More information on the svn status command is available from the SVN handbook.
Create the new tag locally
Once your files in the trunk directory are ready (i.e. no more ? or ! statuses), you need to locally create the new tag by copying trunk to tags/x.y.z. (Replace x.y.z with the version you’re about to release.)
svn cp trunk tags/x.y.z
Committing
Run a final svn status to see a list of all changes scheduled for commit. It should list both files in trunk, and in tags/x.y.z.

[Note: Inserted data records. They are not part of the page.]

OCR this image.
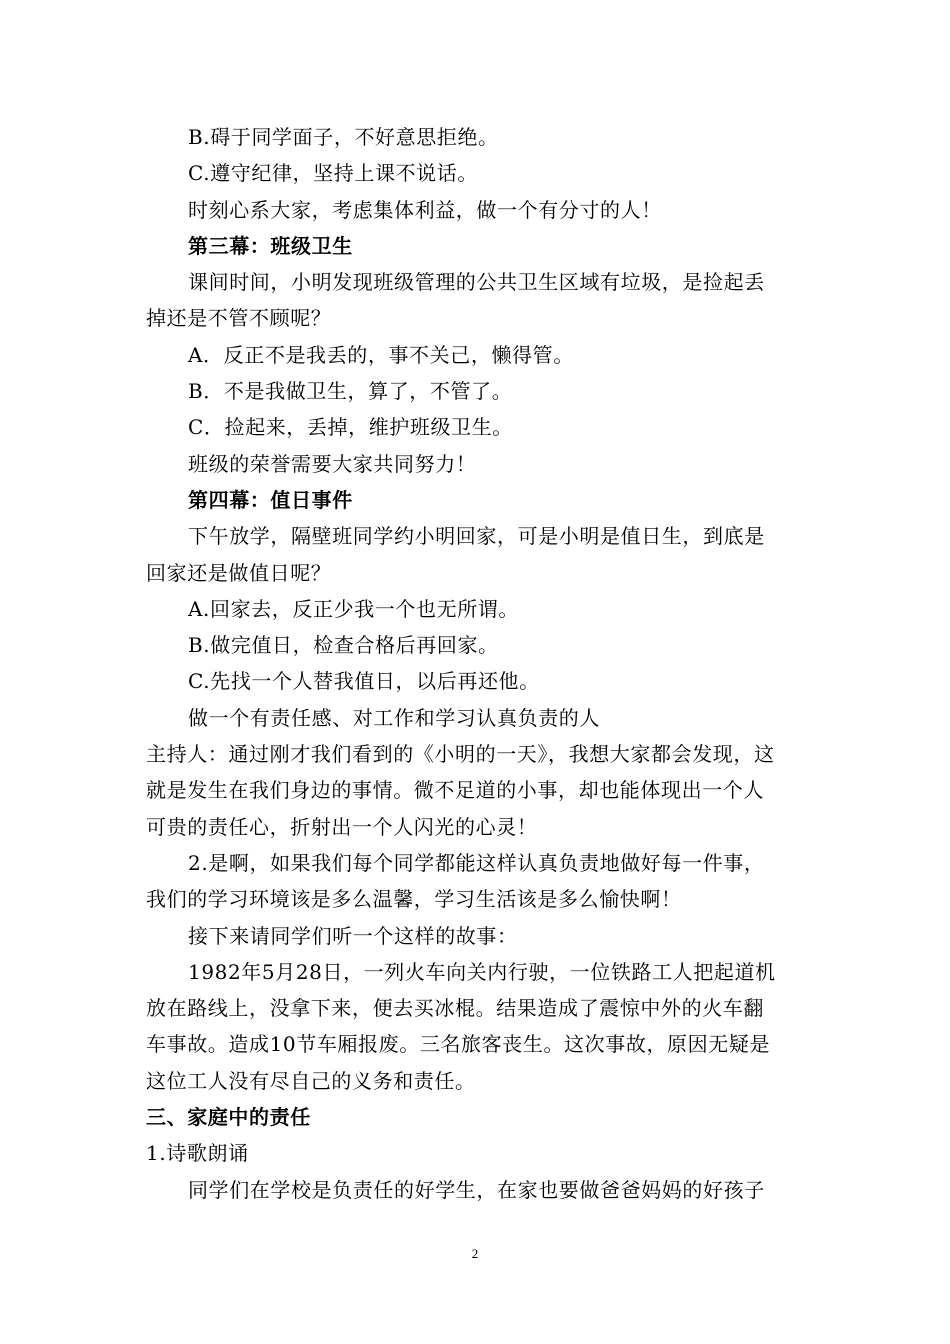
B.碍于同学面子，不好意思拒绝。
C.遵守纪律，坚持上课不说话。
时刻心系大家，考虑集体利益，做一个有分寸的人！
第三幕：班级卫生
课间时间，小明发现班级管理的公共卫生区域有垃圾，是捡起丢
掉还是不管不顾呢？
A．反正不是我丢的，事不关己，懒得管。
B．不是我做卫生，算了，不管了。
C．捡起来，丢掉，维护班级卫生。
班级的荣誉需要大家共同努力！
第四幕：值日事件
下午放学，隔壁班同学约小明回家，可是小明是值日生，到底是
回家还是做值日呢？
A.回家去，反正少我一个也无所谓。
B.做完值日，检查合格后再回家。
C.先找一个人替我值日，以后再还他。
做一个有责任感、对工作和学习认真负责的人
主持人：通过刚才我们看到的《小明的一天》，我想大家都会发现，这
就是发生在我们身边的事情。微不足道的小事，却也能体现出一个人
可贵的责任心，折射出一个人闪光的心灵！
2.是啊，如果我们每个同学都能这样认真负责地做好每一件事，
我们的学习环境该是多么温馨，学习生活该是多么愉快啊！
接下来请同学们听一个这样的故事：
1982年5月28日，一列火车向关内行驶，一位铁路工人把起道机
放在路线上，没拿下来，便去买冰棍。结果造成了震惊中外的火车翻
车事故。造成10节车厢报废。三名旅客丧生。这次事故，原因无疑是
这位工人没有尽自己的义务和责任。
三、家庭中的责任
1.诗歌朗诵
同学们在学校是负责任的好学生，在家也要做爸爸妈妈的好孩子
2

Then, commit the files to the remote SVN repository by running
svn ci -m "Prepare release x.y.z"
Set rollout strategy
After committing, you will receive an email asking you to select the rollout strategy for the new version of the plugin. Follow the instructions in that email. You can choose between “Immediate (default)” and “Manual updates only (24 hours)”. You might want to select the latter option, as it gives you some more time to ask others to manually download and test the plugin from https://wordpress.org/plugins/secure-custom-fields/.
Find more information about phased plugin rollout at https://make.wordpress.org/plugins/2025/08/11/plugin-rollout-phased-releases/.
Set stable tag
Don’t forget to update the stable tag in readme.txt. You need to do so both in the git repository, and in SVN.
In SVN, simply edit readme.txt in trunk, and commit the change.
In git, push the commit to the previosly created release/x.y.z branch, and push it to GitHub. You can then use GitHub’s Releases UI to create a new x.y.z tag. Select the version bump commit on the release/x.y.z branch as the target. For the release notes, simply copy the changelog for the new version.
Finally, merge the PR you created earlier for the release/x.y.z branch in order to update trunk with those changes.